La velada fue abierta por el rubicundo John J. Presley que, junto a un batería y una teclista que también le daba al armonio, con escasa fortuna, presentó unas canciones que, apuntando buenas maneras de rock crudo y reminiscencias blues , no desentonaba en la noche. Por eso es que un buen sector de la gente no pasó del todo de su actuación y supo aplaudir un repertorio que fue ascendiendo hasta un final que no cansó en absoluto.
Tras las maniobras de escenario de rigor por parte de los técnicos de turno, saltaron los capos de la reyerta y, desde el principio, soltaron fuego. “It´s gotta be about me” plantó las credenciales de los británicos en la frente de todos con una actitud que tenía toda la pinta de mostrarles como los ganadores de la noche. Y así fue.
Desde que empezaron su set, y hasta la última canción, The Jim Jones  Revue antepusieron su sonido y sus canciones con una actitud avasalladora. La táctica fue tocar y enlazar canciones sin dejar mucho tiempo para tomarse un respiro. Entonces el concierto se convirtió en una trepidante muestra de rock, garage, soul, blues, punk y demás dardos que supieron clavar con verdadero convencimiento.
Argumentos no faltaron, su discografía se ha sostenido en una ascendente vitalidad que, bebiendo de la tradición, se ha compuesto para sudar y hacer sudar a quien la escuche sin tener que recurrir a adornos. Por eso, era imposible quedarse clavado en el suelo de la sala, porque sus guitarras, el pulso del bajo, el trote de la batería y el trajín del piano disparaban por los aires a un Jim Jones que arengaba moviendo la cintura y señalando de tú a tú al público.
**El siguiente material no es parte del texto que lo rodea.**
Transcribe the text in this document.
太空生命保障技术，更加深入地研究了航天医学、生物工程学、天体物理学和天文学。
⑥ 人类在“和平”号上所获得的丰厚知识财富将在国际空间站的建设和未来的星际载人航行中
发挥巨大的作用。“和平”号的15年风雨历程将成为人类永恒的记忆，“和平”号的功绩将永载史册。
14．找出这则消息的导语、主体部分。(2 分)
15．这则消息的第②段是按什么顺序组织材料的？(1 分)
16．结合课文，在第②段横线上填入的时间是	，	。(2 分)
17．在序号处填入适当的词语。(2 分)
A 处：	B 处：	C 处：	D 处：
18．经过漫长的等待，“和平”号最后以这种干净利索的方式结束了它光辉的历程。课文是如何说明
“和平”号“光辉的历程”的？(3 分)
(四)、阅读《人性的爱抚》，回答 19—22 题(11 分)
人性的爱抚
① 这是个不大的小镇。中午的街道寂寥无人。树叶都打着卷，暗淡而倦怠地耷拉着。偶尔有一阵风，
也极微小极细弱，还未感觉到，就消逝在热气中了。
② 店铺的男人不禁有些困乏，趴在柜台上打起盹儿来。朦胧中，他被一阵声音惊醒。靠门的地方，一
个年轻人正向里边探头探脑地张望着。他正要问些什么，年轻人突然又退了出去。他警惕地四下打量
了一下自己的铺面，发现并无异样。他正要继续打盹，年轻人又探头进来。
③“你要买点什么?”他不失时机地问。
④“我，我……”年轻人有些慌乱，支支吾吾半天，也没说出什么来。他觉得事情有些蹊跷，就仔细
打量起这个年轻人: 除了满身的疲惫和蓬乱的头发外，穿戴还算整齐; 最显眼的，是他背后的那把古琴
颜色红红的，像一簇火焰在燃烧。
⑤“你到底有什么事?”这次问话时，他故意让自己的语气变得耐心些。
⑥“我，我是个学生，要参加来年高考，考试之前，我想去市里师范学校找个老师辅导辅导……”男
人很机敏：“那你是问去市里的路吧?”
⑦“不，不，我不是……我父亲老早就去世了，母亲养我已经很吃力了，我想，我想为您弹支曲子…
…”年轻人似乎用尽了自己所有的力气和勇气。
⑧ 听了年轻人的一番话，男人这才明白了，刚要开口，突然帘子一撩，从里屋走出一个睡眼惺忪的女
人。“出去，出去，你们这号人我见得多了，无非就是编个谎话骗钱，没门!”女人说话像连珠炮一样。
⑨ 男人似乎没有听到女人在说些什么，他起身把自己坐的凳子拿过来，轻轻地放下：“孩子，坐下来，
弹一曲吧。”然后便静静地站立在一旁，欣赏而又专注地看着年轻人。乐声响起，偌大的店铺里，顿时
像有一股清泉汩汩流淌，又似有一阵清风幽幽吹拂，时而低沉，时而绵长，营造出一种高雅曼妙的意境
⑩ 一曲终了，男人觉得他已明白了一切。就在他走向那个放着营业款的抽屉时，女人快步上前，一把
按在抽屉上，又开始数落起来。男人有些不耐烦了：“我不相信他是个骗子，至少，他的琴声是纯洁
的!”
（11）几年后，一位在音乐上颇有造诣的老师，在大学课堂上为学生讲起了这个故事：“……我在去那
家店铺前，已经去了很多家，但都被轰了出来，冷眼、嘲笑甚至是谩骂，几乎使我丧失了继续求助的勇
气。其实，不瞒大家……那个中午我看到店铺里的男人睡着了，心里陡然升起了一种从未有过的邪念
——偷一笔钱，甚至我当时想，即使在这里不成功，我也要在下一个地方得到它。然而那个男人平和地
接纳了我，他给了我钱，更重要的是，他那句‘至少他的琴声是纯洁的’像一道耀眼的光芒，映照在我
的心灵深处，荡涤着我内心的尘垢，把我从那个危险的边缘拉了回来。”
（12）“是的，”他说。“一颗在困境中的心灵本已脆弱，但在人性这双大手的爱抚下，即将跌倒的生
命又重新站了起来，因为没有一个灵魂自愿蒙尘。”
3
“Shoot first”, “Chain gang”, “Rock´n´roll psychosis”, “Righteous wrong”, “Collision boogie”, “Dishonest John”, “Another daze” o “Princess and the fog, entre otras potencias, sonaron con la chulería necesaria para mantener el ritmo sin que hubiese fisuras y sin bajar el componente carnal que siempre ha bullido en su música.
Evidentemente el respetable entró en el juego de la banda y, de una manera graciosa, se montó una especie de pogo, que parecía hecho por gente que nunca había participado de uno. Esto parecía enternecer a los músicos que contribuían con mayor intensidad al festín. Y, nuevamente, Jim Jones supo conducir los tiempos para que, finalmente, y tras una veintena de hits y varios bises, llegase el momento del adiós.
Ese adiós que nos dejo The Jim Jones Revue tuvo un sello de fiera dignidad. Lo importante quedó dicho, sonó y movió a los asistentes. Lo importante fue dejar que su rock´n´roll hablase por sí solo. Con rabia y deseo. Bien por ellos y por los que tuvimos la suerte de verles.